Ivan Demidov makes it look easy as he sets up Patrik Laine for a power play goal
— Scott Matla (@scottmatla.bsky.social) September 25, 2025 at 9:12 PM
[image or embed]
- Florian Xhekaj is heading to the penalty box for boarding Easton Cowan. A shove in the back into the boards will do that.
- A deflection off Stephen Lorentz’s toe makes it a 4-2 game as they score a power-play goal of their own.
- Michael Pezzetta crunches Nate Clurman in the boards from behind. For some reason that more vicious hit goes uncalled.
- Lorentz bats in another one in front of Demidov, and it’s 5-2.
- Demidov is visibly upset himself even after a TV timeout for allowing that goal to happen.
- Montembeault stays in the net after the mid-period break despite allowing five goals on 11 shots. Some tough deflections in the second period and unhelpful defence in the first didn’t help him, and fortunately there are no points available for tonight’s result.
- Just like the AHL refs, these NHL ones have decided that Florian needs to spend most of his time in the penalty box. At the same time, he doesn’t need to be grabbing players’ chinstraps after whistles. He can deny the refs the opportunity to make those calls.
- Rohrer uses his speed to draw a penalty. He’s been good this pre-season and will come back next year looking to claim a spot.
- Through two periods Montreal has nine shots, and that’s with three full power plays. I think the players might be in for a hard practice tomorrow.
Third period
- Montembeault is out and Jacob Fowler is in the begin the third period.
- Noah Dobson is apparently also out to start this period.
- Matt Benning gets the puck as not of Montreal’s five players can, and it’s 6-2 as he blasts it past Fowler.
- The Canadiens have announced that Dobson won’t be returning tonight. Did the team add an injury to this insult?

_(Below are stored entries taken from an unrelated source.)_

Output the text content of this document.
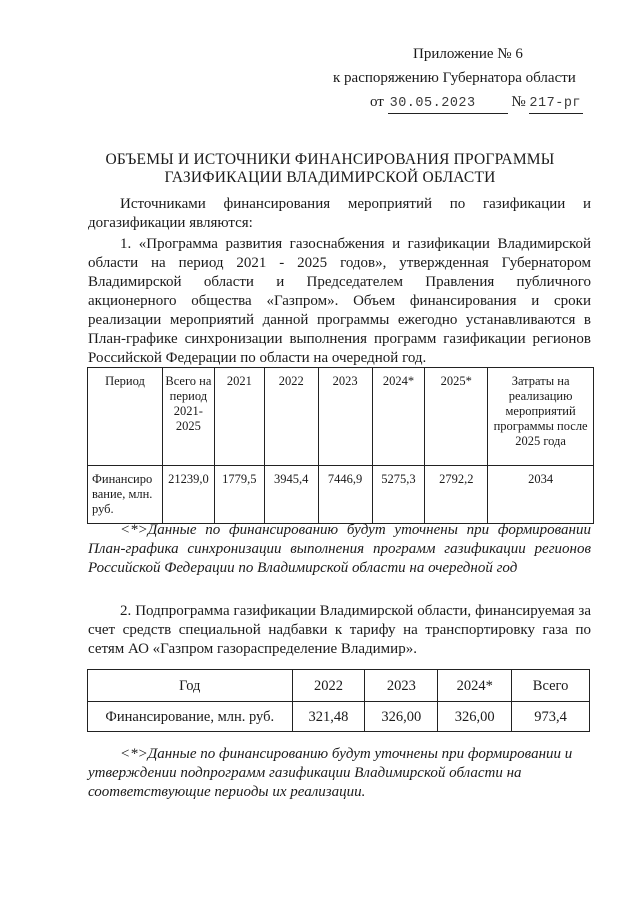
Приложение № 6
к распоряжению Губернатора области
от 30.05.2023 № 217-рг
ОБЪЕМЫ И ИСТОЧНИКИ ФИНАНСИРОВАНИЯ ПРОГРАММЫ
ГАЗИФИКАЦИИ ВЛАДИМИРСКОЙ ОБЛАСТИ
Источниками финансирования мероприятий по газификации и
догазификации являются:
1. «Программа развития газоснабжения и газификации Владимирской
области на период 2021 - 2025 годов», утвержденная Губернатором
Владимирской области и Председателем Правления публичного
акционерного общества «Газпром». Объем финансирования и сроки
реализации мероприятий данной программы ежегодно устанавливаются в
План-графике синхронизации выполнения программ газификации регионов
Российской Федерации по области на очередной год.
Период	Всего на период 2021-2025	2021	2022	2023	2024*	2025*	Затраты на реализацию мероприятий программы после 2025 года
Финансиро вание, млн. руб.	21239,0	1779,5	3945,4	7446,9	5275,3	2792,2	2034
<*>Данные по финансированию будут уточнены при формировании
План-графика синхронизации выполнения программ газификации регионов
Российской Федерации по Владимирской области на очередной год
2. Подпрограмма газификации Владимирской области, финансируемая за
счет средств специальной надбавки к тарифу на транспортировку газа по
сетям АО «Газпром газораспределение Владимир».
Год	2022	2023	2024*	Всего
Финансирование, млн. руб.	321,48	326,00	326,00	973,4
<*>Данные по финансированию будут уточнены при формировании и
утверждении подпрограмм газификации Владимирской области на
соответствующие периоды их реализации.
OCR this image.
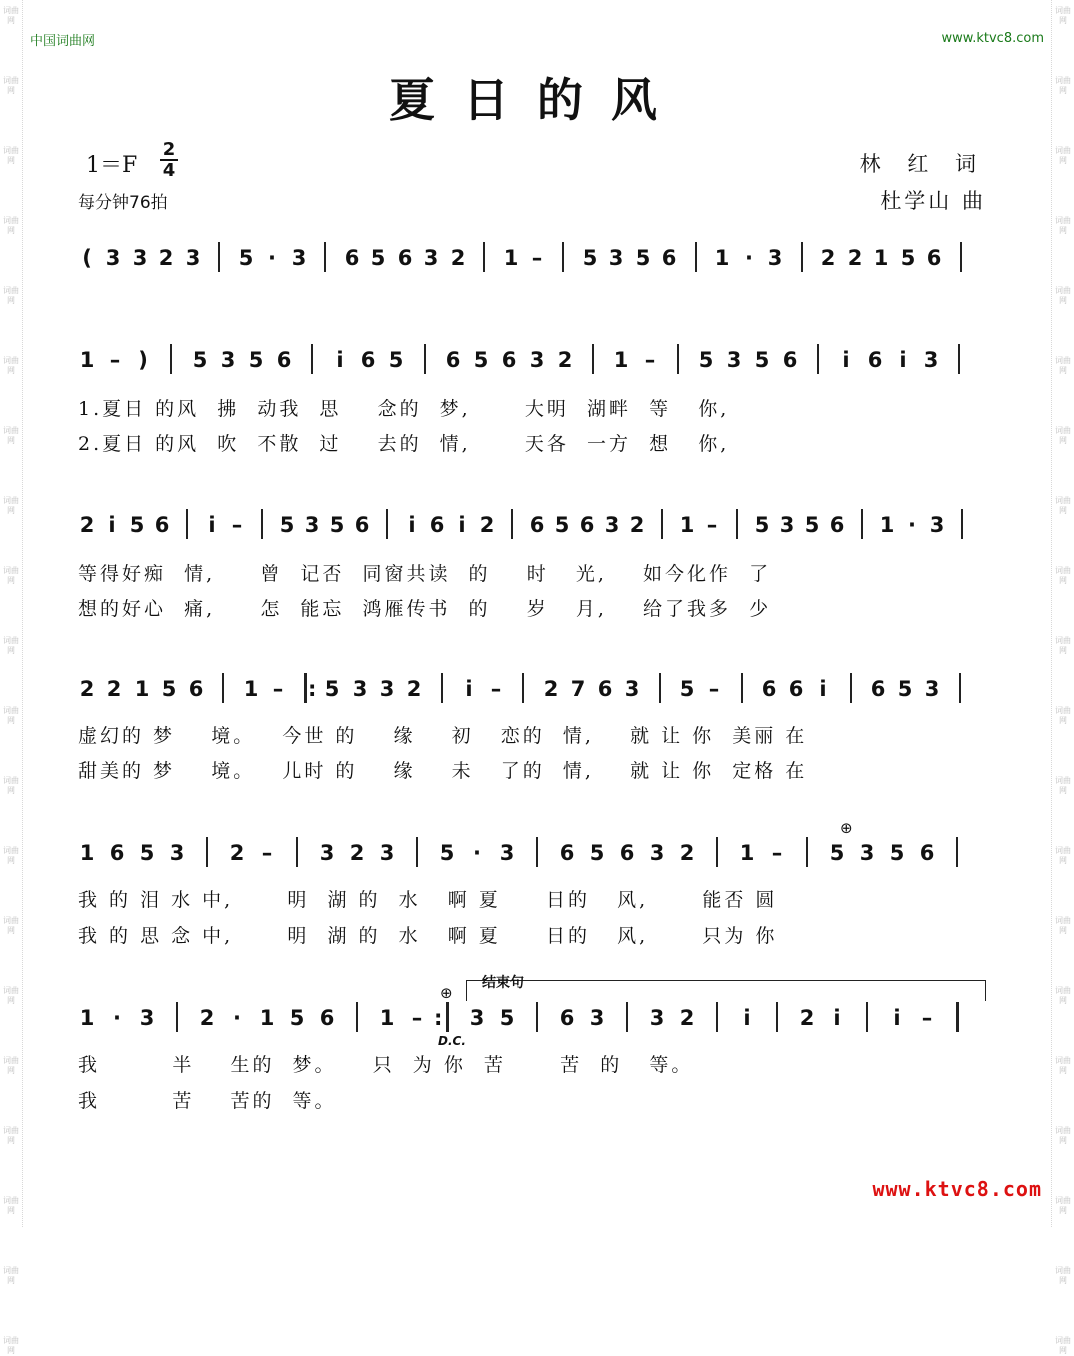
词曲网
词曲网
词曲网
词曲网
词曲网
词曲网
词曲网
词曲网
词曲网
词曲网
词曲网
词曲网
词曲网
词曲网
词曲网
词曲网
词曲网
词曲网
词曲网
词曲网
词曲网
词曲网
词曲网
词曲网
词曲网
词曲网
词曲网
词曲网
词曲网
词曲网
词曲网
词曲网
词曲网
词曲网
词曲网
词曲网
词曲网
词曲网
词曲网
词曲网
中国词曲网	www.ktvc8.com
夏日的风
1＝F
2
4
每分钟76拍
林 红 词
杜学山 曲
( 3 3 2 3 5 · 3 6 5 6 3 2 1 – 5 3 5 6 1 · 3 2 2 1 5 6
1 – ) 5 3 5 6 i 6 5 6 5 6 3 2 1 – 5 3 5 6 i 6 i 3
1.夏日 的风  拂  动我  思    念的  梦,      大明  湖畔  等   你,
2.夏日 的风  吹  不散  过    去的  情,      天各  一方  想   你,
2 i 5 6 i – 5 3 5 6 i 6 i 2 6 5 6 3 2 1 – 5 3 5 6 1 · 3
等得好痴  情,     曾  记否  同窗共读  的    时   光,    如今化作  了
想的好心  痛,     怎  能忘  鸿雁传书  的    岁   月,    给了我多  少
2 2 1 5 6 1 – : 5 3 3 2 i – 2 7 6 3 5 – 6 6 i 6 5 3
虚幻的 梦    境。   今世 的    缘    初   恋的  情,    就 让 你  美丽 在
甜美的 梦    境。   儿时 的    缘    未   了的  情,    就 让 你  定格 在
⊕
1 6 5 3 2 – 3 2 3 5 · 3 6 5 6 3 2 1 – 5 3 5 6
我 的 泪 水 中,      明  湖 的  水   啊 夏     日的   风,      能否 圆
我 的 思 念 中,      明  湖 的  水   啊 夏     日的   风,      只为 你
结束句
⊕
D.C.
1 · 3 2 · 1 5 6 1 – : 3 5 6 3 3 2 i 2 i	i –
我        半    生的  梦。    只  为 你  苦      苦  的   等。
我        苦    苦的  等。
www.ktvc8.com
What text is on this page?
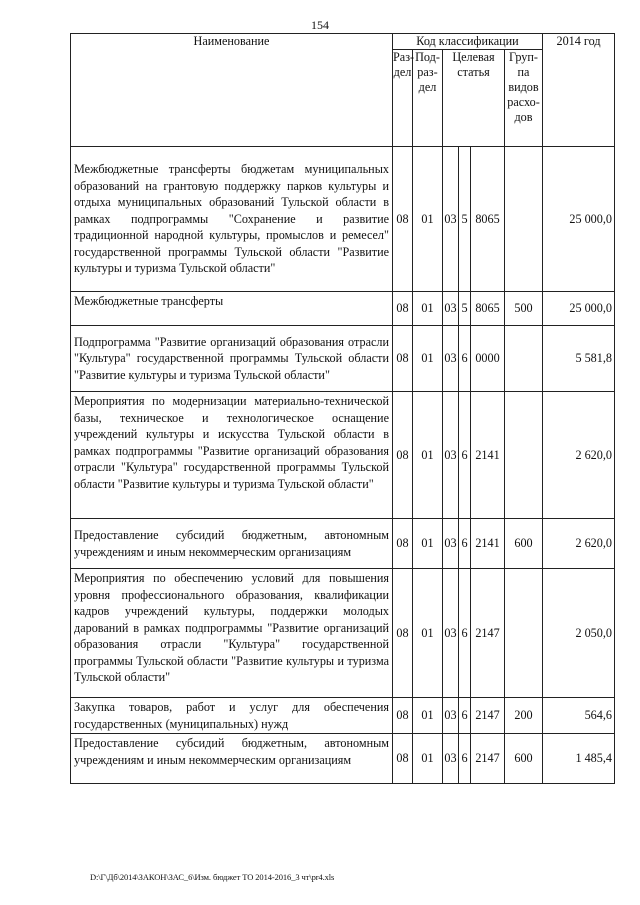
154
Наименование	Код классификации						2014 год
	Раз-дел	Под-раз-дел	Целевая статья			Груп-па видов расхо-дов	
Межбюджетные трансферты бюджетам муниципальных образований на грантовую поддержку парков культуры и отдыха муниципальных образований Тульской области в рамках подпрограммы "Сохранение и развитие традиционной народной культуры, промыслов и ремесел" государственной программы Тульской области "Развитие культуры и туризма Тульской области"	08	01	03	5	8065		25 000,0
Межбюджетные трансферты	08	01	03	5	8065	500	25 000,0
Подпрограмма "Развитие организаций образования отрасли "Культура" государственной программы Тульской области "Развитие культуры и туризма Тульской области"	08	01	03	6	0000		5 581,8
Мероприятия по модернизации материально-технической базы, техническое и технологическое оснащение учреждений культуры и искусства Тульской области в рамках подпрограммы "Развитие организаций образования отрасли "Культура" государственной программы Тульской области "Развитие культуры и туризма Тульской области"	08	01	03	6	2141		2 620,0
Предоставление субсидий бюджетным, автономным учреждениям и иным некоммерческим организациям	08	01	03	6	2141	600	2 620,0
Мероприятия по обеспечению условий для повышения уровня профессионального образования, квалификации кадров учреждений культуры, поддержки молодых дарований в рамках подпрограммы "Развитие организаций образования отрасли "Культура" государственной программы Тульской области "Развитие культуры и туризма Тульской области"	08	01	03	6	2147		2 050,0
Закупка товаров, работ и услуг для обеспечения государственных (муниципальных) нужд	08	01	03	6	2147	200	564,6
Предоставление субсидий бюджетным, автономным учреждениям и иным некоммерческим организациям	08	01	03	6	2147	600	1 485,4
D:\Г\Дб\2014\ЗАКОН\ЗАС_6\Изм. бюджет ТО 2014-2016_3 чт\pr4.xls
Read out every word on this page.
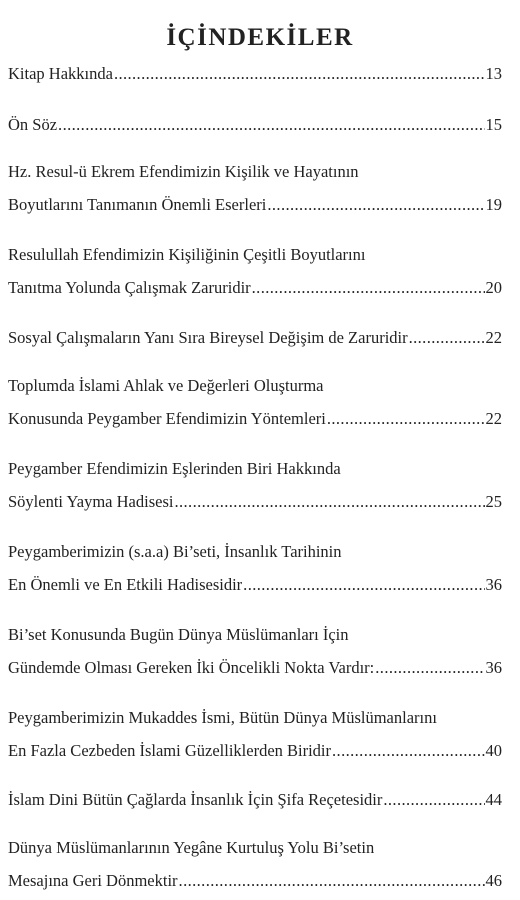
İÇİNDEKİLER
Kitap Hakkında .....	13
Ön Söz .....	15
Hz. Resul-ü Ekrem Efendimizin Kişilik ve Hayatının
Boyutlarını Tanımanın Önemli Eserleri .....	19
Resulullah Efendimizin Kişiliğinin Çeşitli Boyutlarını
Tanıtma Yolunda Çalışmak Zaruridir .....	20
Sosyal Çalışmaların Yanı Sıra Bireysel Değişim de Zaruridir .....	22
Toplumda İslami Ahlak ve Değerleri Oluşturma
Konusunda Peygamber Efendimizin Yöntemleri .....	22
Peygamber Efendimizin Eşlerinden Biri Hakkında
Söylenti Yayma Hadisesi .....	25
Peygamberimizin (s.a.a) Bi’seti, İnsanlık Tarihinin
En Önemli ve En Etkili Hadisesidir .....	36
Bi’set Konusunda Bugün Dünya Müslümanları İçin
Gündemde Olması Gereken İki Öncelikli Nokta Vardır: .....	36
Peygamberimizin Mukaddes İsmi, Bütün Dünya Müslümanlarını
En Fazla Cezbeden İslami Güzelliklerden Biridir .....	40
İslam Dini Bütün Çağlarda İnsanlık İçin Şifa Reçetesidir .....	44
Dünya Müslümanlarının Yegâne Kurtuluş Yolu Bi’setin
Mesajına Geri Dönmektir .....	46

- Matheson draws a power play from a stick on the back of his neck, so the Habs can at least try to reduce the deficit.
- Dach’s knee looks fine to me in this game. He seems to be able to race to loose pucks.
- And he just did a spin-o-rama on a drive down the wing. I think he’s feeling good.
- Another Canadiens power play. At least they’re playing well enough to draw them.
- Ryan Tverberg beats Fowler on a shot that doesn’t normally beat Jacob Fowler.
- David Reinbacher is now missing from the bench, leaving the team with four defencemen.
- Final tally: Toronto, seven goals; Montreal, 13 shots.
- Montreal will head to Toronto for a rematch on Saturday, and I bet the effort level will be much higher in that one.